Following Directions Or Not

As any nervous or perfectionist home chef  will tell you directions are crucial in everything - well sort of.Sometimes you have to go on your gut feeling about a certain recipe or cake. There are times when being a bit of a rebel helps in creating the perfect dish.

I had to go off course when I baked gingerbread today. It was the Pillsbury brand and usually their directions are pretty exact. Everything went well I add the required one egg and one cup of water. I beat it close to eighty strokes, making sure all the lumps were broken and the batter was silky smooth. I poured it into a throwaway cake pan - I used one that fit their requirements 8" by 8".Then I baked it in a 375 F. degree oven for the required twenty-five to thirty minutes. At the end of that time I tested it with a cake tester, expecting to see a clean probe. Nope! The middle was still runny!!! That was a shock. There is always panic and the instant thought of "what did I do wrong? Was it because I used an aluminum foil pan as opposed to a metal or glass one? Of course, I put it back in for another fifteen minutes. After forty-five  minutes in the oven, I did the test again. The probe came out relatively clean. I was happy.At least I wasn't going to serve a cake with a raw middle.
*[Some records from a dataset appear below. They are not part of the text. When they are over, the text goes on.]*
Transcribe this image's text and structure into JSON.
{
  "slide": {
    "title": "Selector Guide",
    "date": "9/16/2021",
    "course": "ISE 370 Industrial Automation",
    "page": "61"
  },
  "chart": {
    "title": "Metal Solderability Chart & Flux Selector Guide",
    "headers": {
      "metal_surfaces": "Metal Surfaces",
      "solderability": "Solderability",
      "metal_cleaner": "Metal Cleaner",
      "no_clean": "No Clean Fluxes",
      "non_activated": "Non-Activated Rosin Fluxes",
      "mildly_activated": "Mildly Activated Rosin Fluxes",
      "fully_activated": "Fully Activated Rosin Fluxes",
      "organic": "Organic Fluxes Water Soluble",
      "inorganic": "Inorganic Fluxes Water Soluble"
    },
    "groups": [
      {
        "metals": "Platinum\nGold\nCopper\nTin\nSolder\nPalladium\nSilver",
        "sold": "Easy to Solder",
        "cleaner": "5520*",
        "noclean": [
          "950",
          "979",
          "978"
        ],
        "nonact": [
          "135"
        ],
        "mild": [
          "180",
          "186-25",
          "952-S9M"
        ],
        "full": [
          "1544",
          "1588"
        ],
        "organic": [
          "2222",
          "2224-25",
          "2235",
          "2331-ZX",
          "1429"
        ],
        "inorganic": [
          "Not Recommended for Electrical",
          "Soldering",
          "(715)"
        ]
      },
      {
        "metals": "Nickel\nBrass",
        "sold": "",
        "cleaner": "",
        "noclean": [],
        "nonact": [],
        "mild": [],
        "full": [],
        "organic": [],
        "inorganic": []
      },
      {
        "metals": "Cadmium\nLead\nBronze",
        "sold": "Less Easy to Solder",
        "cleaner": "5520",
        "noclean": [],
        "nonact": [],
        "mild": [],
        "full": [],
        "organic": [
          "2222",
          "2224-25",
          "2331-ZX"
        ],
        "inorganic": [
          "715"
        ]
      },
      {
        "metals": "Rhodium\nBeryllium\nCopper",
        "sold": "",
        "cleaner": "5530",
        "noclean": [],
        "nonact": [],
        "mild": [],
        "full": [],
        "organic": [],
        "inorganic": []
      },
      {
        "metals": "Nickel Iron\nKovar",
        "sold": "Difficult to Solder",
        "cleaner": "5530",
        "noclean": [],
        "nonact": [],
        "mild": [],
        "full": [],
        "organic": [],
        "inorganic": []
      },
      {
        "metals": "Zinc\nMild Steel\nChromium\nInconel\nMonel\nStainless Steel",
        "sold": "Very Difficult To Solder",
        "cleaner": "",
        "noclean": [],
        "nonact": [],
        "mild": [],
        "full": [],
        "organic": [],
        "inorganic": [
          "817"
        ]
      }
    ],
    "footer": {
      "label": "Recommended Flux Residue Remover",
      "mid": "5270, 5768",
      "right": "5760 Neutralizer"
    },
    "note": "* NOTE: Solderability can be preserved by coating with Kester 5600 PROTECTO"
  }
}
What could have gone wrong? Was it my oven? I don;t think so. Mine is almost brand new. What I think did go wrong? It could have been a misprint which does happen from time to time. Initially, I thought that twenty-five minutes to half an hour was too little time for a thorough bake. A scratch version would take an hour to thoroughly rise and cook through. Surely someone from Pillsbury's test kitchens must have realized this when they tried out the mix and wound up with a runny inside.If this is the case for many home bakers just go with your gut feeling. Always have a cake tester handy as well. These are invaluable  in seeing if any cake or cupcake is done. They help to prevent a half baked baking project, vital if you're making a special occasion cake. Toothpicks and even a straw from a broom can stand in if you don't have a tester yet.  Another great help is reading the directions a few times to make sure you'll get it right. Sometimes we transpose numbers. and those stick in our head. We think  the cake or cookies need to be baked for 25 minutes when the directions actually reads 52  to 55 minutes.

Should home chefs and bakers follows instructions. In most cases, yes.. However follow your gut instinct if you think your recipe isn;t quite right. It results in a thoroughly baked cake instead of a half baked disaster.